Jackson, MI firefighters extinguished a second floor fire, started by a 20-year-old medical marijuana cardholder in his parents home.

In 2016, at least 12 BHO explosions erupted in Michigan, although no one is officially tracking the problem.  The potential for harm to neighbors and child abuse are always a concern at these labs.  In 2016, an explosion in Grand Rapids occurred with a six-year-old child in the home.   In September of that year,  a 4-year-old and 6-year-old were home at the time of a fire in Niles, Michigan, near the Indiana border.  The father was charged with operating or maintaining a drug laboratory, a 10-year felony; manufacturing marijuana, a four-year felony; maintaining a drug house, a two-year felony; and two counts of second-degree child abuse, both 10-year felonies.

In October 2014, a 20-year-old  medical marijuana cardholder started a fire in his parents’ home while extracting THC.

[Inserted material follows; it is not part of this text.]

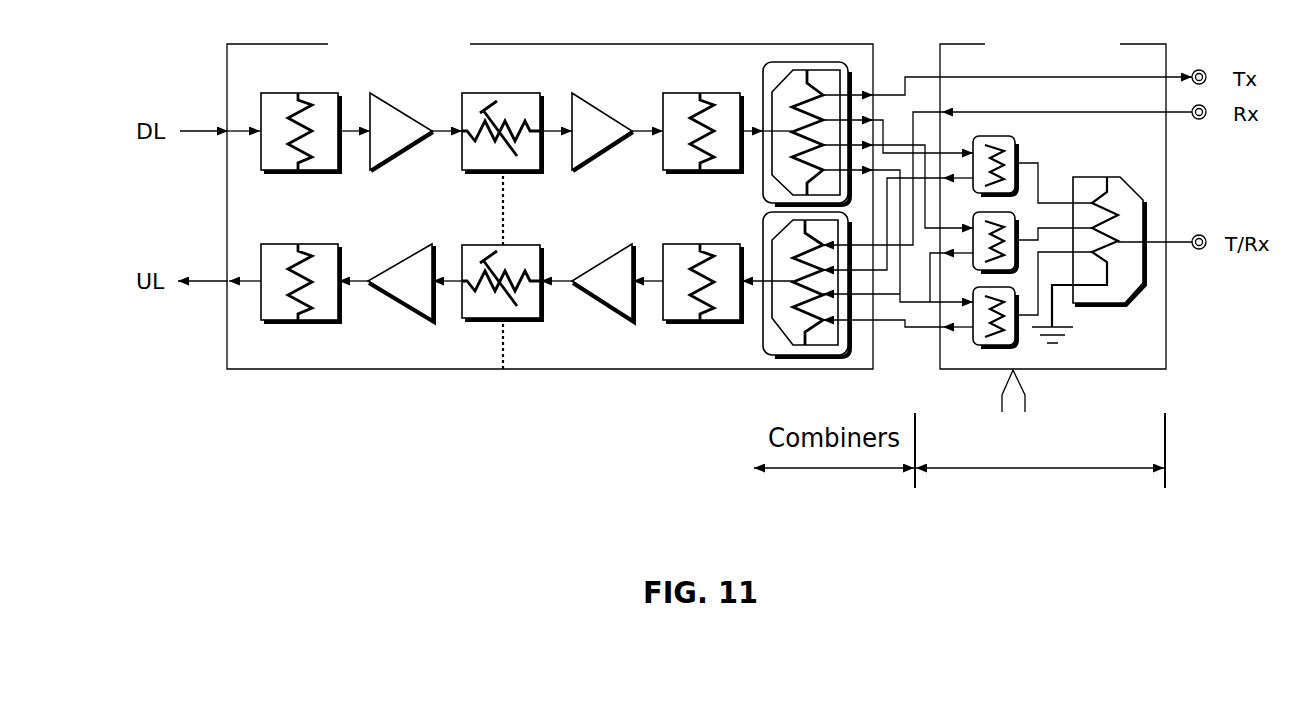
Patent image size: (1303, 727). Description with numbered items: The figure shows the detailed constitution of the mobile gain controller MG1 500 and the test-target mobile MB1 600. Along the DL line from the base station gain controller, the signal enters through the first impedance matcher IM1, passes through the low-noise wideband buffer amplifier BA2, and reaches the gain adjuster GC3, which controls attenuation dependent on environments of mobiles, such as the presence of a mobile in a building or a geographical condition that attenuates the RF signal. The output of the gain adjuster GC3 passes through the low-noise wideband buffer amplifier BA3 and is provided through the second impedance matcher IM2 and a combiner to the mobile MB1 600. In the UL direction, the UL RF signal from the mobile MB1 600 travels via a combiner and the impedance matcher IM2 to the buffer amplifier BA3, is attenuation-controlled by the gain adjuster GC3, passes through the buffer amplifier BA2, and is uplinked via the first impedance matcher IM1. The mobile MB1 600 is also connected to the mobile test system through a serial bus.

This year Michigan will vote on legalizing marijuana and if the vote goes through, these types of activities are guaranteed to increase with the influx of marijuana distributors.  People will move to Michigan to start growhouses and set up black market businesses.

Michigan has enough street drugs and making one of these drugs legal so the state can raise money  will make the situation worse.  Increasing access to the drug allows for more explosions, more violence, more drug use, and more black market operations.